The electric car and van subsidy was cut in 2018 by £1,000 and fleets were told it would no longer apply to hybrid cars with a range of less than 70 zero emission miles.
The Government said the reduction in funding - from £4,500 to £3,500 - for the cleanest cars, and withdrawing the grant completely for the likes of the Mitsubishi Outlander PHEV and the Toyota Prius Plug-in, was a sign of its success.
Talking to delegates at the ICFM’s annual conference last summer, deputy head of the Office for Low Emission Vehicles (OLEV), Phil Killingley, acknowledged that incentives will be of continued importance beyond 2020, but stressed the detail was still being “talked through”.
Meanwhile, the Treasury told the Telegraph this week that “consumers incentives will continue to play a role beyond 2020”.
A Whitehall source said: “We have always said we would phase out the subsidies gradually, but there are other ways we can help people to go electric.”
BVRLA chief executive, Gerry Keaney, says that the Budget on March 11 will be an opportunity to set the tone for a new decade in which the transition to decarbonised road transport will be won or lost.
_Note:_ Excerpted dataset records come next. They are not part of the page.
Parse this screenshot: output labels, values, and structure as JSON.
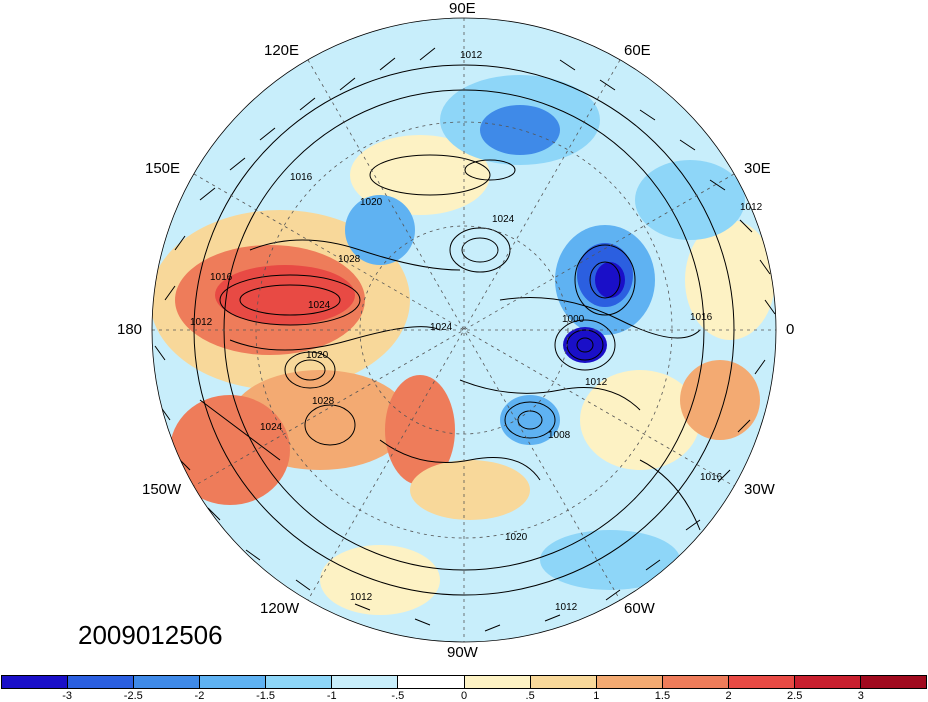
{
  "map": {
    "projection": "north-polar-stereographic",
    "longitude_labels": [
      "90E",
      "60E",
      "30E",
      "0",
      "30W",
      "60W",
      "90W",
      "120W",
      "150W",
      "180",
      "150E",
      "120E"
    ],
    "contour_labels": [
      "1012",
      "1016",
      "1020",
      "1024",
      "1028",
      "1028",
      "1024",
      "1020",
      "1016",
      "1012",
      "1012",
      "1008",
      "1000",
      "1024",
      "1012",
      "1016",
      "1020",
      "1024",
      "1012",
      "1016",
      "1012"
    ],
    "wind_barbs": true
  },
  "datestamp": "2009012506",
  "colorbar": {
    "colors": [
      "#1a0fc8",
      "#2b5fe0",
      "#3f8ae8",
      "#5fb2f2",
      "#8ed6f8",
      "#c8eefb",
      "#ffffff",
      "#fdf2c4",
      "#f8d89a",
      "#f3aa72",
      "#ee7c5a",
      "#e84a44",
      "#c81f2e",
      "#a00a1e"
    ],
    "tick_labels": [
      "-3",
      "-2.5",
      "-2",
      "-1.5",
      "-1",
      "-.5",
      "0",
      ".5",
      "1",
      "1.5",
      "2",
      "2.5",
      "3"
    ]
  },
  "colors": {
    "coastline": "#888888",
    "contour": "#000000"
  }
}
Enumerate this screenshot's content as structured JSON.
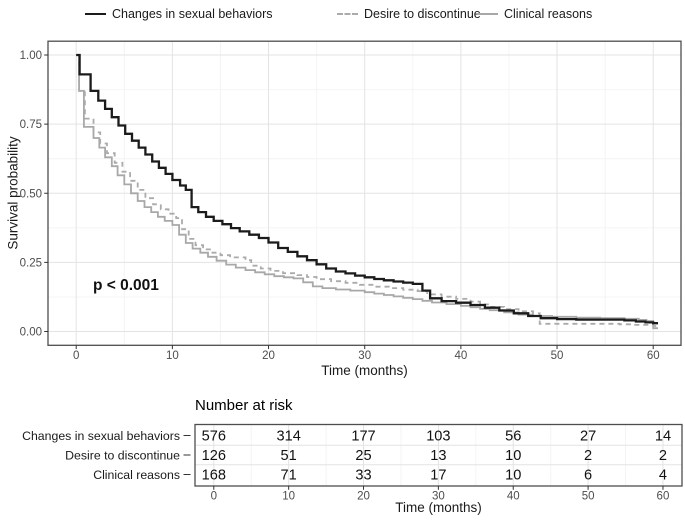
{
  "legend": {
    "items": [
      {
        "label": "Changes in sexual behaviors",
        "color": "#1b1b1b",
        "dash": null
      },
      {
        "label": "Desire to discontinue",
        "color": "#ababab",
        "dash": "5,4"
      },
      {
        "label": "Clinical reasons",
        "color": "#a8a8a8",
        "dash": null
      }
    ]
  },
  "chart_data": {
    "type": "line",
    "subtype": "kaplan-meier-step",
    "title": "",
    "xlabel": "Time (months)",
    "ylabel": "Survival probability",
    "xlim": [
      -3,
      63
    ],
    "ylim": [
      -0.05,
      1.05
    ],
    "x_ticks": [
      0,
      10,
      20,
      30,
      40,
      50,
      60
    ],
    "y_ticks": [
      "1.00",
      "0.75",
      "0.50",
      "0.25",
      "0.00"
    ],
    "y_tick_values": [
      1.0,
      0.75,
      0.5,
      0.25,
      0.0
    ],
    "x_minor_ticks": [
      5,
      15,
      25,
      35,
      45,
      55
    ],
    "y_minor_values": [
      0.125,
      0.375,
      0.625,
      0.875
    ],
    "grid": "major+minor",
    "legend_position": "top",
    "annotation": {
      "text": "p < 0.001",
      "x": 6,
      "y": 0.17
    },
    "series": [
      {
        "name": "Changes in sexual behaviors",
        "color": "#1b1b1b",
        "width": 2.3,
        "dash": null,
        "points": [
          [
            0,
            1
          ],
          [
            0.35,
            0.93
          ],
          [
            1.5,
            0.87
          ],
          [
            2.3,
            0.835
          ],
          [
            3,
            0.805
          ],
          [
            3.7,
            0.775
          ],
          [
            4.4,
            0.745
          ],
          [
            5.1,
            0.715
          ],
          [
            5.8,
            0.69
          ],
          [
            6.5,
            0.665
          ],
          [
            7.2,
            0.64
          ],
          [
            7.9,
            0.615
          ],
          [
            8.6,
            0.592
          ],
          [
            9.3,
            0.57
          ],
          [
            10,
            0.548
          ],
          [
            10.8,
            0.528
          ],
          [
            11.4,
            0.512
          ],
          [
            12,
            0.45
          ],
          [
            12.7,
            0.432
          ],
          [
            13.5,
            0.415
          ],
          [
            14.3,
            0.4
          ],
          [
            15.2,
            0.388
          ],
          [
            16.1,
            0.374
          ],
          [
            17,
            0.362
          ],
          [
            18,
            0.35
          ],
          [
            19,
            0.338
          ],
          [
            20,
            0.322
          ],
          [
            21,
            0.302
          ],
          [
            22,
            0.288
          ],
          [
            23,
            0.272
          ],
          [
            24,
            0.258
          ],
          [
            25,
            0.243
          ],
          [
            26,
            0.228
          ],
          [
            27,
            0.217
          ],
          [
            28,
            0.21
          ],
          [
            29,
            0.202
          ],
          [
            30,
            0.196
          ],
          [
            31,
            0.19
          ],
          [
            32,
            0.185
          ],
          [
            33,
            0.181
          ],
          [
            34,
            0.177
          ],
          [
            35,
            0.172
          ],
          [
            36,
            0.148
          ],
          [
            36.8,
            0.12
          ],
          [
            38,
            0.11
          ],
          [
            39.5,
            0.104
          ],
          [
            41,
            0.096
          ],
          [
            42.5,
            0.086
          ],
          [
            44,
            0.076
          ],
          [
            45.5,
            0.066
          ],
          [
            47,
            0.056
          ],
          [
            48.3,
            0.048
          ],
          [
            50,
            0.045
          ],
          [
            52,
            0.043
          ],
          [
            55.5,
            0.043
          ],
          [
            57,
            0.04
          ],
          [
            58.2,
            0.036
          ],
          [
            59.2,
            0.033
          ],
          [
            60,
            0.03
          ]
        ]
      },
      {
        "name": "Desire to discontinue",
        "color": "#ababab",
        "width": 1.8,
        "dash": "5,4",
        "points": [
          [
            0,
            1
          ],
          [
            0.3,
            0.87
          ],
          [
            0.9,
            0.77
          ],
          [
            1.8,
            0.72
          ],
          [
            2.5,
            0.68
          ],
          [
            3.2,
            0.645
          ],
          [
            4,
            0.61
          ],
          [
            4.8,
            0.578
          ],
          [
            5.6,
            0.545
          ],
          [
            6.4,
            0.512
          ],
          [
            7.2,
            0.482
          ],
          [
            8,
            0.46
          ],
          [
            8.8,
            0.442
          ],
          [
            9.6,
            0.426
          ],
          [
            10.4,
            0.41
          ],
          [
            11,
            0.37
          ],
          [
            11.7,
            0.335
          ],
          [
            12.4,
            0.312
          ],
          [
            13.2,
            0.297
          ],
          [
            14,
            0.285
          ],
          [
            15,
            0.276
          ],
          [
            16,
            0.268
          ],
          [
            17.6,
            0.258
          ],
          [
            18.2,
            0.238
          ],
          [
            19.2,
            0.228
          ],
          [
            20.2,
            0.219
          ],
          [
            21.5,
            0.211
          ],
          [
            23,
            0.204
          ],
          [
            24,
            0.197
          ],
          [
            25,
            0.189
          ],
          [
            26.5,
            0.182
          ],
          [
            28,
            0.176
          ],
          [
            29.5,
            0.169
          ],
          [
            31,
            0.162
          ],
          [
            32.5,
            0.157
          ],
          [
            34,
            0.151
          ],
          [
            35.5,
            0.146
          ],
          [
            36.5,
            0.134
          ],
          [
            38,
            0.126
          ],
          [
            39.5,
            0.118
          ],
          [
            41,
            0.108
          ],
          [
            42,
            0.098
          ],
          [
            43,
            0.089
          ],
          [
            44.5,
            0.081
          ],
          [
            46,
            0.073
          ],
          [
            47.5,
            0.066
          ],
          [
            48.2,
            0.028
          ],
          [
            55.2,
            0.028
          ],
          [
            56.5,
            0.026
          ],
          [
            58,
            0.024
          ],
          [
            60,
            0.02
          ]
        ]
      },
      {
        "name": "Clinical reasons",
        "color": "#a8a8a8",
        "width": 1.8,
        "dash": null,
        "points": [
          [
            0,
            1
          ],
          [
            0.3,
            0.87
          ],
          [
            0.8,
            0.74
          ],
          [
            1.8,
            0.7
          ],
          [
            2.4,
            0.665
          ],
          [
            3,
            0.63
          ],
          [
            3.7,
            0.598
          ],
          [
            4.3,
            0.565
          ],
          [
            5,
            0.532
          ],
          [
            5.7,
            0.5
          ],
          [
            6.4,
            0.472
          ],
          [
            7.1,
            0.45
          ],
          [
            7.8,
            0.432
          ],
          [
            8.5,
            0.415
          ],
          [
            9.2,
            0.4
          ],
          [
            10,
            0.385
          ],
          [
            10.7,
            0.35
          ],
          [
            11.4,
            0.32
          ],
          [
            12.1,
            0.3
          ],
          [
            12.9,
            0.285
          ],
          [
            13.7,
            0.27
          ],
          [
            14.6,
            0.256
          ],
          [
            15.6,
            0.242
          ],
          [
            16.6,
            0.231
          ],
          [
            17.6,
            0.222
          ],
          [
            18.6,
            0.214
          ],
          [
            19.6,
            0.207
          ],
          [
            20.6,
            0.2
          ],
          [
            21.6,
            0.196
          ],
          [
            22.6,
            0.192
          ],
          [
            23.6,
            0.178
          ],
          [
            24.6,
            0.163
          ],
          [
            25.6,
            0.157
          ],
          [
            27,
            0.152
          ],
          [
            28.5,
            0.148
          ],
          [
            30,
            0.142
          ],
          [
            31,
            0.137
          ],
          [
            32,
            0.132
          ],
          [
            33,
            0.127
          ],
          [
            34,
            0.122
          ],
          [
            35,
            0.117
          ],
          [
            36,
            0.111
          ],
          [
            37,
            0.105
          ],
          [
            38.5,
            0.099
          ],
          [
            40,
            0.093
          ],
          [
            41,
            0.088
          ],
          [
            42,
            0.082
          ],
          [
            43,
            0.077
          ],
          [
            44.5,
            0.069
          ],
          [
            46,
            0.061
          ],
          [
            47.5,
            0.056
          ],
          [
            49.5,
            0.053
          ],
          [
            52,
            0.05
          ],
          [
            54.5,
            0.048
          ],
          [
            57,
            0.046
          ],
          [
            58.5,
            0.042
          ],
          [
            59.3,
            0.038
          ],
          [
            60,
            0.012
          ]
        ]
      }
    ]
  },
  "risk_table": {
    "title": "Number at risk",
    "xlabel": "Time (months)",
    "time_points": [
      0,
      10,
      20,
      30,
      40,
      50,
      60
    ],
    "rows": [
      {
        "label": "Changes in sexual behaviors",
        "counts": [
          576,
          314,
          177,
          103,
          56,
          27,
          14
        ]
      },
      {
        "label": "Desire to discontinue",
        "counts": [
          126,
          51,
          25,
          13,
          10,
          2,
          2
        ]
      },
      {
        "label": "Clinical reasons",
        "counts": [
          168,
          71,
          33,
          17,
          10,
          6,
          4
        ]
      }
    ]
  },
  "colors": {
    "panel_border": "#4d4d4d",
    "grid_major": "#e3e3e3",
    "grid_minor": "#f4f4f4",
    "tick_mark": "#333333",
    "tick_label": "#4d4d4d",
    "text": "#1a1a1a",
    "background": "#ffffff"
  }
}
“Fleets are being asked to invest billions of pounds in new electric vehicle technology and infrastructure, which comes at a hefty price premium to its petrol and diesel alternatives,” he said.
“To achieve these goals the Government must provide a clear support package through to at least 2025. It must preserve the Plug in Car and Van Grants, maintain a strong set of tax incentives and tackle the huge and often arbitrary costs associated with fleet charging infrastructure.”